QuadXTrackingCost gymnasium environment

QuadX Tracking Cost environment

An actuated multirotor unmanned aerial vehicle (UAV) in the Quad-X configuration as described by ArduPilot and PX4. It consists of four motors with implementations for cascaded PID controllers. This environment corresponds to the QuadXHover-v1 environment included in the PyFlyt package. It is different in the fact that:

  • The reward has been changed to a cost. This was done by negating the reward always to be positive definite.

  • A health penalty has been added. This penalty is applied when the quadrotor moves outside the flight dome or crashes. The penalty equals the maximum episode steps minus the steps taken or a user-defined penalty.

  • The max_duration_seconds has been removed. Instead, the max_episode_steps parameter of the gym.wrappers.TimeLimit wrapper is used to limit the episode duration.

  • The objective has been changed to track a periodic reference trajectory.

  • The info dictionary has been extended with the reference, state of interest (i.e. the state to track) and reference error.

The rest of the environment is the same as the original QuadXHover environment. Below, the modified cost and observation space is described. For more information about the environment (e.g. observation space, action space, episode termination, etc.), please refer to the PyFlyt package documentation.

Observation space

Compared to the original QuadXWaypoints environment, the observation space has been flatted, and one additional observation has been added:

  • \(r\): The reference signal’s x, y, and z positions that need to be tracked.

  • \(r_{error}\): The difference between the current position and the reference signal.

These observations are stacked with the other observations and are optional. They can be excluded from the observation space by setting the exclude_reference_from_observation and exclude_reference_error_from_observation environment arguments to True. Please note that the environment needs the reference or the reference error to be included in the observation space when the reference signal is not constant to function correctly.

Cost function

The cost function of this environment is designed in such a way that it tries to minimize the error between the quadrotors’ current position and a desired reference position (i.e. \(p=x_{x,y,z}=[0,0,1]\)). A health penalty can also be included in the cost. This health penalty is added when the drone leaves the flight dome or crashes. It equals the max_episode_steps minus the number of steps taken in the episode or a fixed value. The cost is computed as:

\[ cost = \| p_{drone} - p_{reference} \| + p_{health} \]

Where:

  • \(p_{drone}\) - is the current quadrotor position (i.e. x,y,z).

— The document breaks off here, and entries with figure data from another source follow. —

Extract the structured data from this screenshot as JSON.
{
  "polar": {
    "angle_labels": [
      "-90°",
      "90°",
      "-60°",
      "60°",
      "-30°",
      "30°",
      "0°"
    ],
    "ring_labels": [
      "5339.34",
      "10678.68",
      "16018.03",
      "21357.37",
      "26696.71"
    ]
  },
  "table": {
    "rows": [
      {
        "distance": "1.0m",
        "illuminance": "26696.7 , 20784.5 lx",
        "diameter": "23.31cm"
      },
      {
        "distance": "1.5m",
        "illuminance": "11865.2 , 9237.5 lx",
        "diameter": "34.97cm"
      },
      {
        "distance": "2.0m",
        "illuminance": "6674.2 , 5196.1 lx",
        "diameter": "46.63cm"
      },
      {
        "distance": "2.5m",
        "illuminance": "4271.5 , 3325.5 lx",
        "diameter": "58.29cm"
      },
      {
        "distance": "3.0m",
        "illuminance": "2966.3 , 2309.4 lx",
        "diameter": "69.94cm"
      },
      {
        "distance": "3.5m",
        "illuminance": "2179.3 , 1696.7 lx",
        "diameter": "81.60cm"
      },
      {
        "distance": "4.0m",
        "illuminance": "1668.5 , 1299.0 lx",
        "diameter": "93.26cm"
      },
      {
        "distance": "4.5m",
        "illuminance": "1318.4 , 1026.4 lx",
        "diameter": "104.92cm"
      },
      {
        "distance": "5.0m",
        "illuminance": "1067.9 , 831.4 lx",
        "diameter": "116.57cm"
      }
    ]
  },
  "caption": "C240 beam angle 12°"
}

  • \(p_{reference}\) - is the desired reference position (i.e. x,y,z).

  • \(p_{health}\) is a penalty for being unhealthy (i.e. if the Quadrotor moves outside the flight dome or crashes).

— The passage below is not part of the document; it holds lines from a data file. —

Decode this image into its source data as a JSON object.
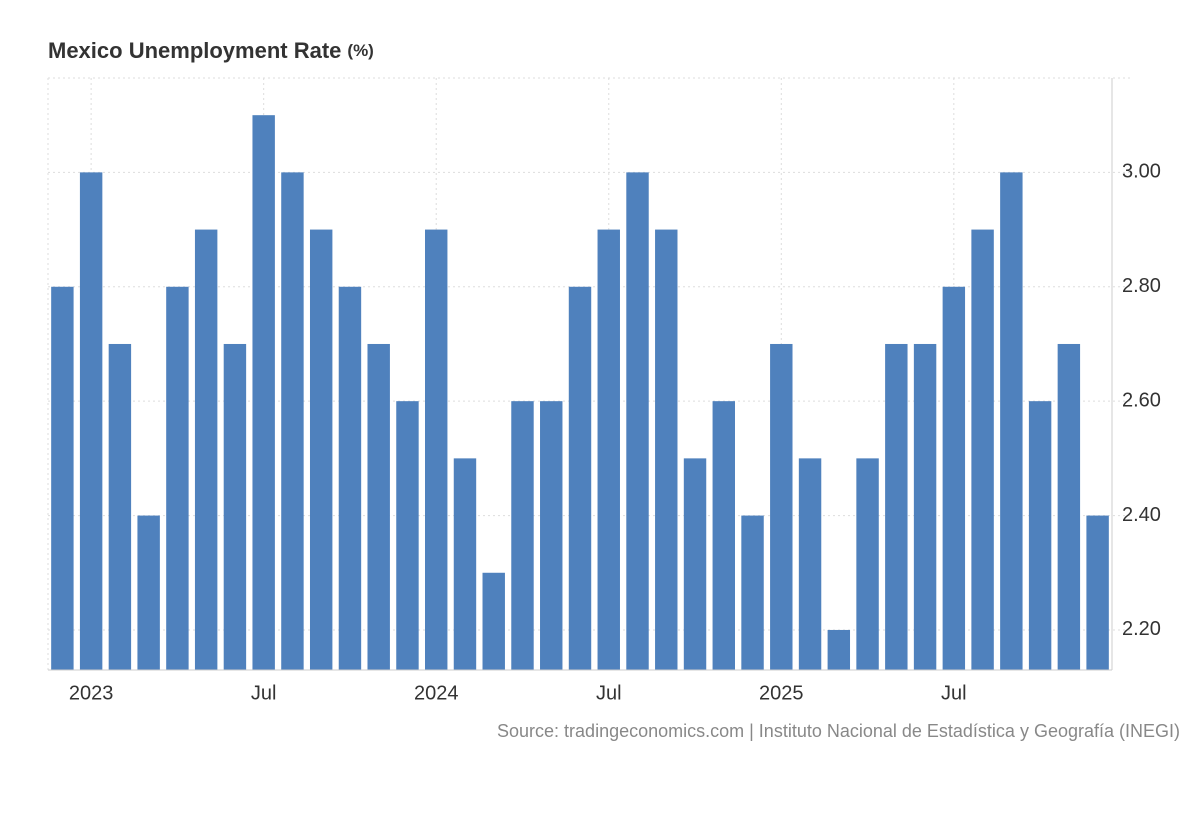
{
  "chart_data": {
    "type": "bar",
    "title": "Mexico Unemployment Rate",
    "title_unit": "(%)",
    "source": "Source: tradingeconomics.com | Instituto Nacional de Estadística y Geografía (INEGI)",
    "categories": [
      null,
      "2023",
      null,
      null,
      null,
      null,
      null,
      "Jul",
      null,
      null,
      null,
      null,
      null,
      "2024",
      null,
      null,
      null,
      null,
      null,
      "Jul",
      null,
      null,
      null,
      null,
      null,
      "2025",
      null,
      null,
      null,
      null,
      null,
      "Jul",
      null,
      null,
      null,
      null,
      null
    ],
    "values": [
      2.8,
      3.0,
      2.7,
      2.4,
      2.8,
      2.9,
      2.7,
      3.1,
      3.0,
      2.9,
      2.8,
      2.7,
      2.6,
      2.9,
      2.5,
      2.3,
      2.6,
      2.6,
      2.8,
      2.9,
      3.0,
      2.9,
      2.5,
      2.6,
      2.4,
      2.7,
      2.5,
      2.2,
      2.5,
      2.7,
      2.7,
      2.8,
      2.9,
      3.0,
      2.6,
      2.7,
      2.4
    ],
    "color": "#4f81bd",
    "ylim": [
      2.13,
      3.165
    ],
    "yticks": [
      {
        "value": 2.2,
        "label": "2.20"
      },
      {
        "value": 2.4,
        "label": "2.40"
      },
      {
        "value": 2.6,
        "label": "2.60"
      },
      {
        "value": 2.8,
        "label": "2.80"
      },
      {
        "value": 3.0,
        "label": "3.00"
      }
    ],
    "grid": true
  }
}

The health penalty is optional and can be disabled using the include_health_penalty environment arguments.

Environment step return

In addition to the observations, the cost and a termination and truncation boolean, the environment also returns an info dictionary:

[observation, cost, termination, truncation, info_dict]

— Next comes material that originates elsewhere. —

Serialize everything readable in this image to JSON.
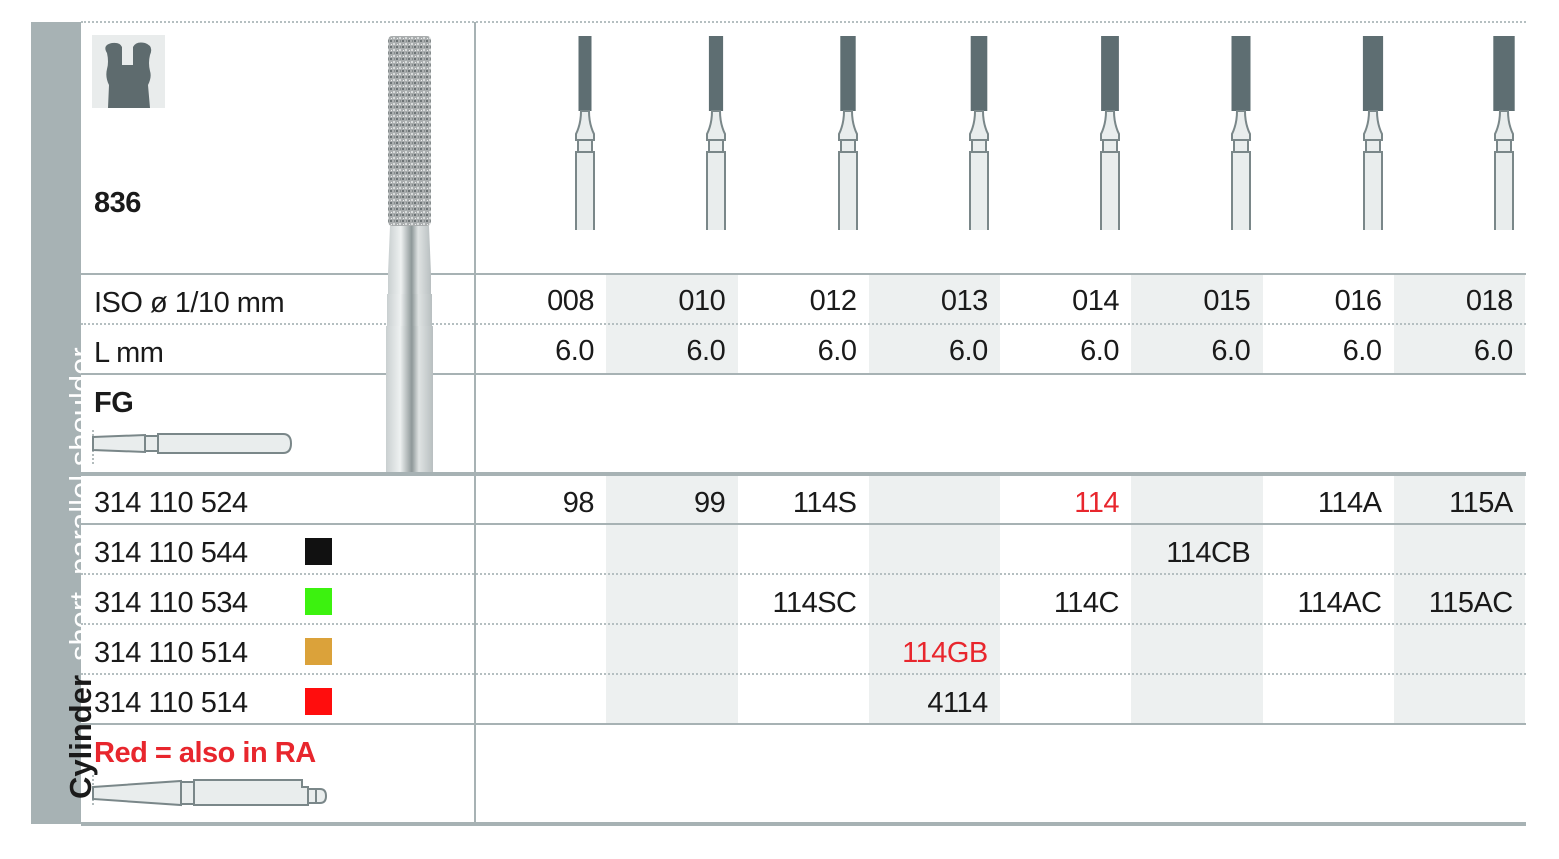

Compared to the original QuadXHover-v1 environment, the following keys were added to this info dictionary:

  • reference: The set cart position reference.

  • state_of_interest: The state that should track the reference (SOI).

  • reference_error: The error between SOI and the reference.

How to use

This environment is part of the Stable Gym package. It is therefore registered as the stable_gym:QuadXTrackingCost-v1 gymnasium environment when you import the Stable Gym package. If you want to use the environment in stand-alone mode, you can register it yourself.

Warning

This environment is new and has not been thoroughly tested. As a result it may contain bugs and the cost function might be updated in the future.